For the following 28 years (until 1991), next to some other commission works, Frederick's was his main place of employment and source of stable income. He put all his energies into the victory march of this company (it is still around, although now the upper hand has been taken by its competition, Victoria's Secret), which to a great extent influenced the formation of the American consumer society. Arturs had fit into the American society with no problems at all - he had a wide set of friends and acquaintances from the world of art, advertising and business circles.
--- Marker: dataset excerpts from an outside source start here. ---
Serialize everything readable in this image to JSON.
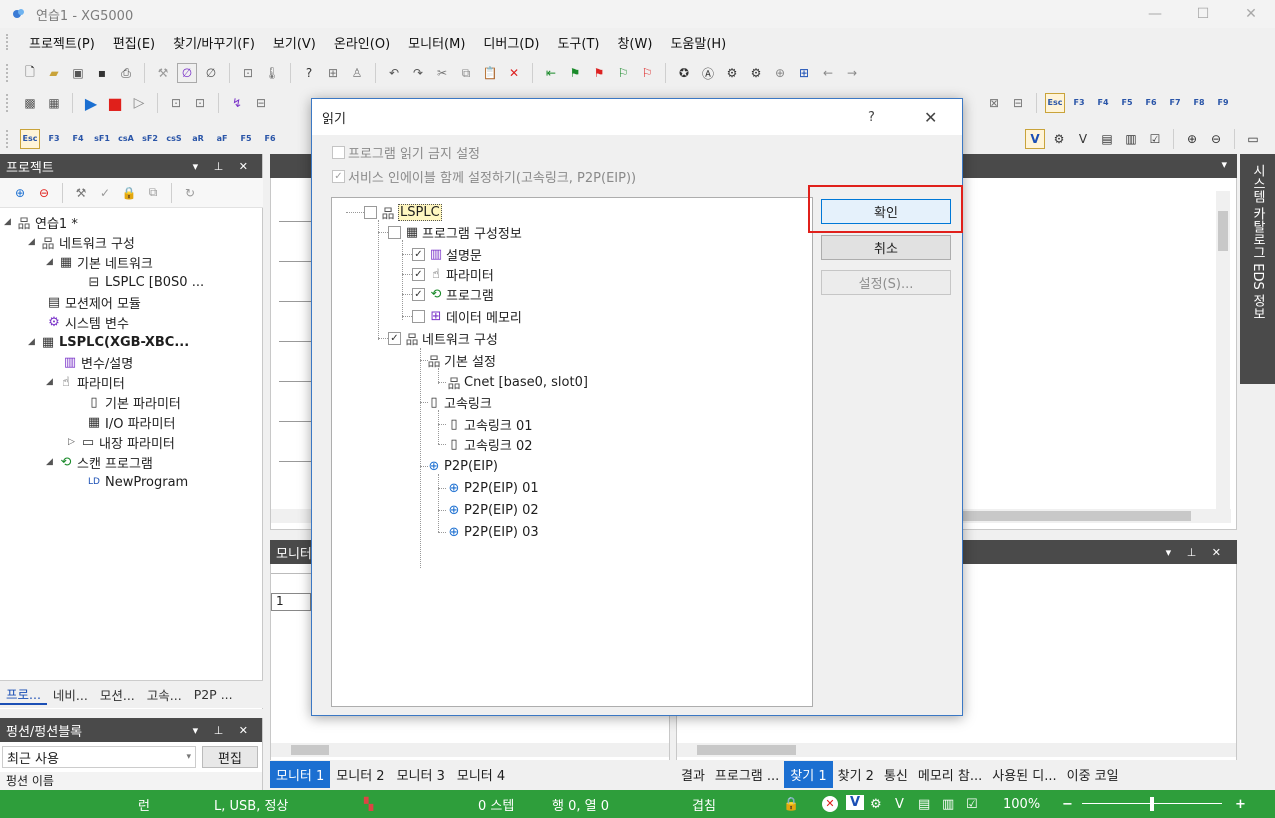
{
  "window": {
    "title": "연습1 - XG5000",
    "minimize": "—",
    "maximize": "☐",
    "close": "✕"
  },
  "menu": [
    "프로젝트(P)",
    "편집(E)",
    "찾기/바꾸기(F)",
    "보기(V)",
    "온라인(O)",
    "모니터(M)",
    "디버그(D)",
    "도구(T)",
    "창(W)",
    "도움말(H)"
  ],
  "toolbar_keys": [
    "Esc",
    "F3",
    "F4",
    "sF1",
    "csA",
    "sF2",
    "csS",
    "aR",
    "aF",
    "F5",
    "F6"
  ],
  "toolbar_keys_right": [
    "Esc",
    "F3",
    "F4",
    "F5",
    "F6",
    "F7",
    "F8",
    "F9"
  ],
  "project_pane": {
    "title": "프로젝트",
    "tree": [
      {
        "label": "연습1 *",
        "icon": "network-icon"
      },
      {
        "label": "네트워크 구성",
        "icon": "network-icon"
      },
      {
        "label": "기본 네트워크",
        "icon": "grid-icon"
      },
      {
        "label": "LSPLC [B0S0 ...",
        "icon": "plc-icon"
      },
      {
        "label": "모션제어 모듈",
        "icon": "module-icon"
      },
      {
        "label": "시스템 변수",
        "icon": "variable-icon"
      },
      {
        "label": "LSPLC(XGB-XBC...",
        "icon": "grid-icon"
      },
      {
        "label": "변수/설명",
        "icon": "variable-icon"
      },
      {
        "label": "파라미터",
        "icon": "parameter-icon"
      },
      {
        "label": "기본 파라미터",
        "icon": "document-icon"
      },
      {
        "label": "I/O 파라미터",
        "icon": "io-icon"
      },
      {
        "label": "내장 파라미터",
        "icon": "module-icon"
      },
      {
        "label": "스캔 프로그램",
        "icon": "program-icon"
      },
      {
        "label": "NewProgram",
        "icon": "ld-icon"
      }
    ],
    "tabs": [
      "프로...",
      "네비...",
      "모션...",
      "고속...",
      "P2P ..."
    ]
  },
  "fb_pane": {
    "title": "펑션/펑션블록",
    "combo_value": "최근 사용",
    "edit_button": "편집",
    "row": "펑션 이름"
  },
  "side_tab": "시스템 카탈로그  EDS 정보",
  "monitor_pane": {
    "title": "모니터",
    "row1": "1",
    "tabs": [
      "모니터 1",
      "모니터 2",
      "모니터 3",
      "모니터 4"
    ],
    "active_tab": 0
  },
  "result_pane": {
    "tabs": [
      "결과",
      "프로그램 ...",
      "찾기 1",
      "찾기 2",
      "통신",
      "메모리 참...",
      "사용된 디...",
      "이중 코일"
    ],
    "active_tab": 2
  },
  "status": {
    "mode": "런",
    "connection": "L, USB, 정상",
    "step": "0 스텝",
    "position": "행 0, 열 0",
    "overwrite": "겹침",
    "zoom": "100%",
    "minus": "−",
    "plus": "+"
  },
  "dialog": {
    "title": "읽기",
    "help": "?",
    "close": "✕",
    "opt1": "프로그램 읽기 금지 설정",
    "opt2": "서비스 인에이블 함께 설정하기(고속링크, P2P(EIP))",
    "ok": "확인",
    "cancel": "취소",
    "settings": "설정(S)...",
    "tree": {
      "root": "LSPLC",
      "config": "프로그램 구성정보",
      "comment": "설명문",
      "param": "파라미터",
      "program": "프로그램",
      "datamem": "데이터 메모리",
      "network": "네트워크 구성",
      "basic": "기본 설정",
      "cnet": "Cnet [base0, slot0]",
      "hslink": "고속링크",
      "hs1": "고속링크 01",
      "hs2": "고속링크 02",
      "p2p": "P2P(EIP)",
      "p1": "P2P(EIP) 01",
      "p2": "P2P(EIP) 02",
      "p3": "P2P(EIP) 03"
    }
  },
  "colors": {
    "status_bar": "#2e9e3b",
    "pane_header": "#4a4a4a",
    "highlight": "#e0201b",
    "accent": "#1b6fd1"
  }
}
Although the artist asked us to omit the juicy kitchen-side stories of the advertising business of the time, we cannot neglect to point out that the sports cars, pool-adorned mansions on the Californian coast, bohemian revelries with friends, and the French-born wife, whose lawyer had to amend the divorce settlement to detail visiting rights to see the little poodle the couple both loved, all indicate that our émigrés have been far from being any kind of "hanky-wetters". This is also confirmed by Arturs Lagmanis's reminiscences about the experiences of some other Latvian artists in America, for example, about the excellent printmaker Harijs Gricēvičs, who had large commissions from Saudi Arabia and who also tried his luck in Hollywood, or about Vidvuds Rūbers, who illustrated books in Argentina. On the East Coast of the USA, another Latvian - Gvido Augusts - was working in advertising, and there were many, many others. "Few were working purely in fine art, Staprāns perhaps... Vija Celmins," the artist says. Asked why, after almost forty years in advertising, he does not have a thick portfolio to show off beside his national patriotic prints, Arturs Langmanis simply replies, "I don't know. Work is work - it just has to be done.  I'd never thought it might interest someone or be valuable. And there was no practice of giving the designs back to the artist - there were deadlines, commissions to evaluate and discuss your work, and then it went to print, and that was that. Unfortunately - I guess."